The central bank's Monetary Policy Report contains a chart showing that Canadian gas prices remain relatively high compared to the falling price of oil.
"Although gasoline prices have declined, they have not fallen as much as the reduction in crude oil prices would suggest, based on historical experience," the report reads.
The price of gas was one of two factors that led to inflation in the consumer price index (CPI), a measure that looks at price changes in goods and services such as food, health care and transportation.
When the CPI goes up, it means the cost of living is growing in turn. And another Bank of Canada chart shows that this is precisely what happened in 2015.
The reason that gas prices remain high is that refineries are taking a larger share of the profit pie, The Toronto Star reported.
Economist Robyn Allan analyzed historical refinery and marketing margins and found that they accounted for an average of 17.7 cents per litre of gasoline from 2004 to 2014.
Those margins grew to an average of 28.9 cents per litre in 2015 and to 32.3 cents in the first weeks of 2016.
"An average of 11.2 cents per litre more was charged in 2015 and that's pure profit," she told the newspaper.

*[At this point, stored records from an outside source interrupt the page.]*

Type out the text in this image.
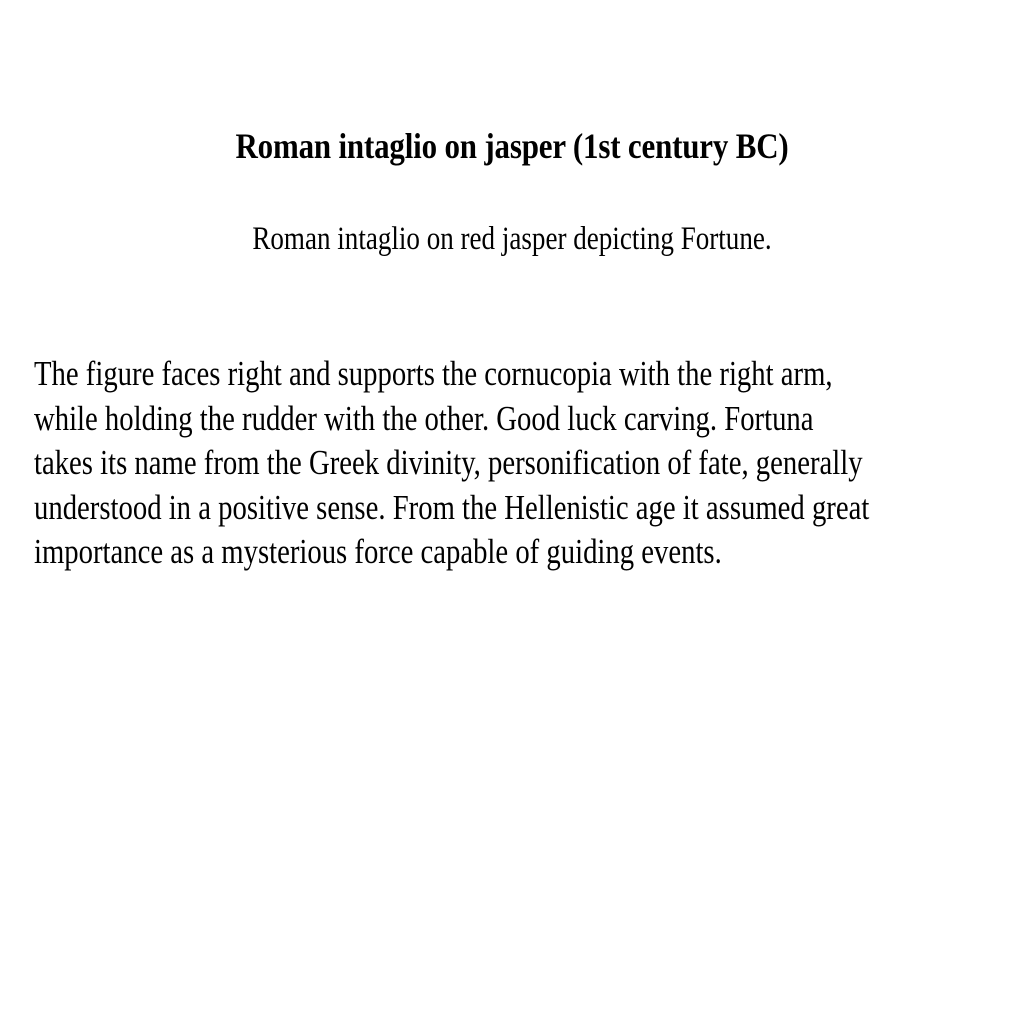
Roman intaglio on jasper (1st century BC)
Roman intaglio on red jasper depicting Fortune.
The figure faces right and supports the cornucopia with the right arm,
while holding the rudder with the other. Good luck carving. Fortuna
takes its name from the Greek divinity, personification of fate, generally
understood in a positive sense. From the Hellenistic age it assumed great
importance as a mysterious force capable of guiding events.
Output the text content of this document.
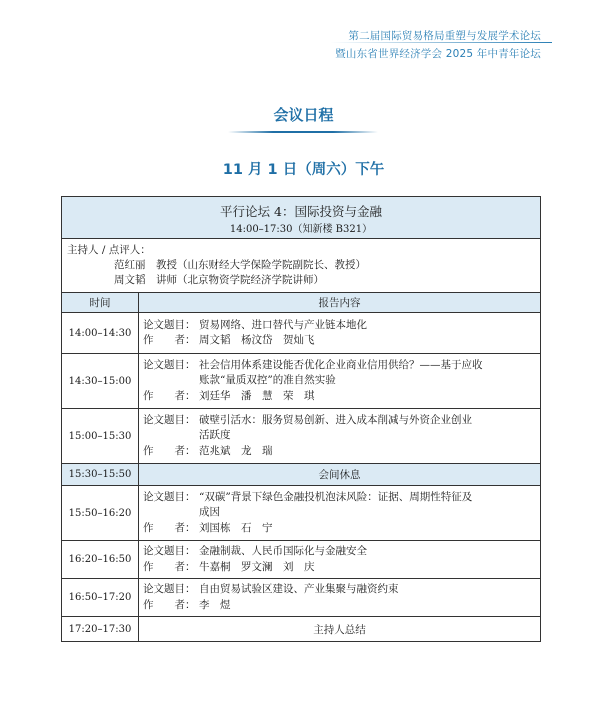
第二届国际贸易格局重塑与发展学术论坛
暨山东省世界经济学会 2025 年中青年论坛
会议日程
11 月 1 日（周六）下午
平行论坛 4：国际投资与金融	
14:00–17:30（知新楼 B321）	

主持人 / 点评人：
范红丽　教授（山东财经大学保险学院副院长、教授）
周文韬　讲师（北京物资学院经济学院讲师）	

时间	报告内容
14:00–14:30	论文题目： 贸易网络、进口替代与产业链本地化
作　　者： 周文韬　杨汶岱　贺灿飞

14:30–15:00	论文题目： 社会信用体系建设能否优化企业商业信用供给？——基于应收
账款“量质双控”的准自然实验
作　　者： 刘廷华　潘　慧　荣　琪

15:00–15:30	论文题目： 破壁引活水：服务贸易创新、进入成本削减与外资企业创业
活跃度
作　　者： 范兆斌　龙　瑞

15:30–15:50	会间休息
15:50–16:20	论文题目： “双碳”背景下绿色金融投机泡沫风险：证据、周期性特征及
成因
作　　者： 刘国栋　石　宁

16:20–16:50	论文题目： 金融制裁、人民币国际化与金融安全
作　　者： 牛嘉桐　罗文澜　刘　庆

16:50–17:20	论文题目： 自由贸易试验区建设、产业集聚与融资约束
作　　者： 李　煜

17:20–17:30	主持人总结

The falling Canadian dollar also means that oil refineries are having to pay more for the product that they make into gasoline, and that cost is being downloaded on to customers, Peter McKnight, an energy analyst with En-Pro International, told Global News.
Major oil companies that extract oil, refine it and then sell it at the pumps, like Shell and Suncor, are also protecting their bottom line by keeping prices higher.

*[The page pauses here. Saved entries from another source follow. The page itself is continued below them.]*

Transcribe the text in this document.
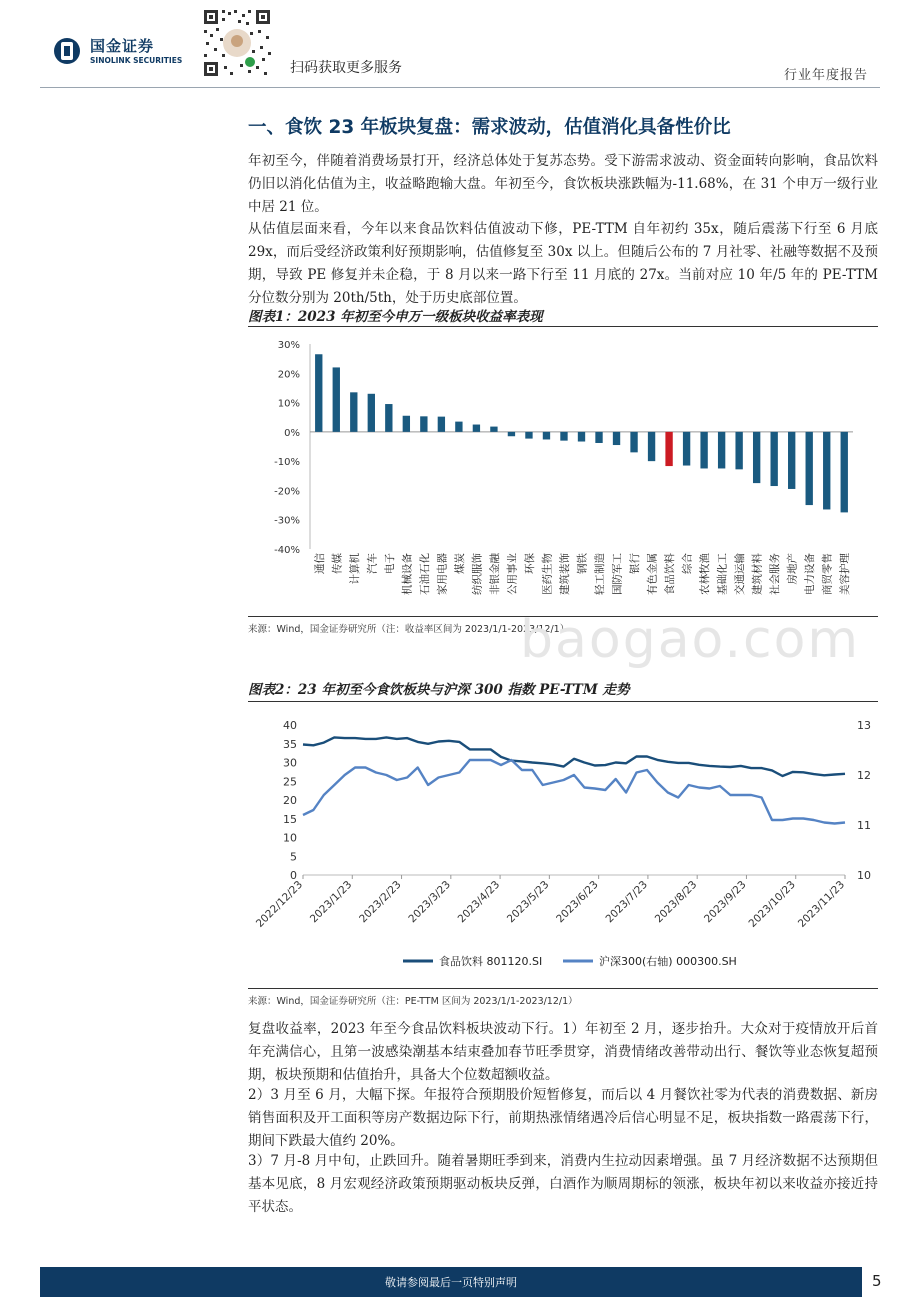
国金证券
SINOLINK SECURITIES	扫码获取更多服务	行业年度报告
一、食饮 23 年板块复盘：需求波动，估值消化具备性价比
年初至今，伴随着消费场景打开，经济总体处于复苏态势。受下游需求波动、资金面转向影响，食品饮料仍旧以消化估值为主，收益略跑输大盘。年初至今，食饮板块涨跌幅为-11.68%，在 31 个申万一级行业中居 21 位。
从估值层面来看，今年以来食品饮料估值波动下修，PE-TTM 自年初约 35x，随后震荡下行至 6 月底 29x，而后受经济政策利好预期影响，估值修复至 30x 以上。但随后公布的 7 月社零、社融等数据不及预期，导致 PE 修复并未企稳，于 8 月以来一路下行至 11 月底的 27x。当前对应 10 年/5 年的 PE-TTM 分位数分别为 20th/5th，处于历史底部位置。
图表1：2023 年初至今申万一级板块收益率表现
30%
20%
10%
0%
-10%
-20%
-30%
-40%
通信 传媒 计算机 汽车 电子 机械设备 石油石化 家用电器 煤炭 纺织服饰 非银金融 公用事业 环保 医药生物 建筑装饰 钢铁 轻工制造 国防军工 银行 有色金属 食品饮料 综合 农林牧渔 基础化工 交通运输 建筑材料 社会服务 房地产 电力设备 商贸零售 美容护理
来源：Wind，国金证券研究所（注：收益率区间为 2023/1/1-2023/12/1）
baogao.com
图表2：23 年初至今食饮板块与沪深 300 指数 PE-TTM 走势
40
35
30
25
20
15
10
5
0
13
12
11
10
2022/12/23 2023/1/23 2023/2/23 2023/3/23 2023/4/23 2023/5/23 2023/6/23 2023/7/23 2023/8/23 2023/9/23
2023/10/23
2023/11/23
食品饮料 801120.SI	沪深300(右轴) 000300.SH
来源：Wind，国金证券研究所（注：PE-TTM 区间为 2023/1/1-2023/12/1）
复盘收益率，2023 年至今食品饮料板块波动下行。1）年初至 2 月，逐步抬升。大众对于疫情放开后首年充满信心，且第一波感染潮基本结束叠加春节旺季贯穿，消费情绪改善带动出行、餐饮等业态恢复超预期，板块预期和估值抬升，具备大个位数超额收益。
2）3 月至 6 月，大幅下探。年报符合预期股价短暂修复，而后以 4 月餐饮社零为代表的消费数据、新房销售面积及开工面积等房产数据边际下行，前期热涨情绪遇冷后信心明显不足，板块指数一路震荡下行，期间下跌最大值约 20%。
3）7 月-8 月中旬，止跌回升。随着暑期旺季到来，消费内生拉动因素增强。虽 7 月经济数据不达预期但基本见底，8 月宏观经济政策预期驱动板块反弹，白酒作为顺周期标的领涨，板块年初以来收益亦接近持平状态。
敬请参阅最后一页特别声明	5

"The consumer at the pump is really subsidizing the financial stability of the upstream of the integrated oil companies," McKnight said.

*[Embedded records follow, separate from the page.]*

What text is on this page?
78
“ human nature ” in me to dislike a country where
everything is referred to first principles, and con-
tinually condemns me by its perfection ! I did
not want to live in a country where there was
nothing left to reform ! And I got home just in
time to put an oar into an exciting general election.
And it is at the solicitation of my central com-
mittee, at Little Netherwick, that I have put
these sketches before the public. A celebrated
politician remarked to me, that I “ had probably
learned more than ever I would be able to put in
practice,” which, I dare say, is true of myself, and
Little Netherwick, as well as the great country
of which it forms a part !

"The consumer at the pump is really subsidizing the financial stability of the upstream of the integrated oil companies."
Gas prices are, on average, lower today than they've been in the past four years.
But any savings at the pump are being offset by higher food prices, Carleton University economics professor Ian Lee said last week.
"The percentage of our budget that goes to transportation is much smaller than the percentage of our budget that is consumed in food," he said.
The University of Guelph's Food Institute forecasts that overall food expenses could jump by four per cent this year.
"So much of what we buy as a consumer is imported," York University business professor Perry Sadorsky said.
"A lower dollar just makes the cost of importing more expensive."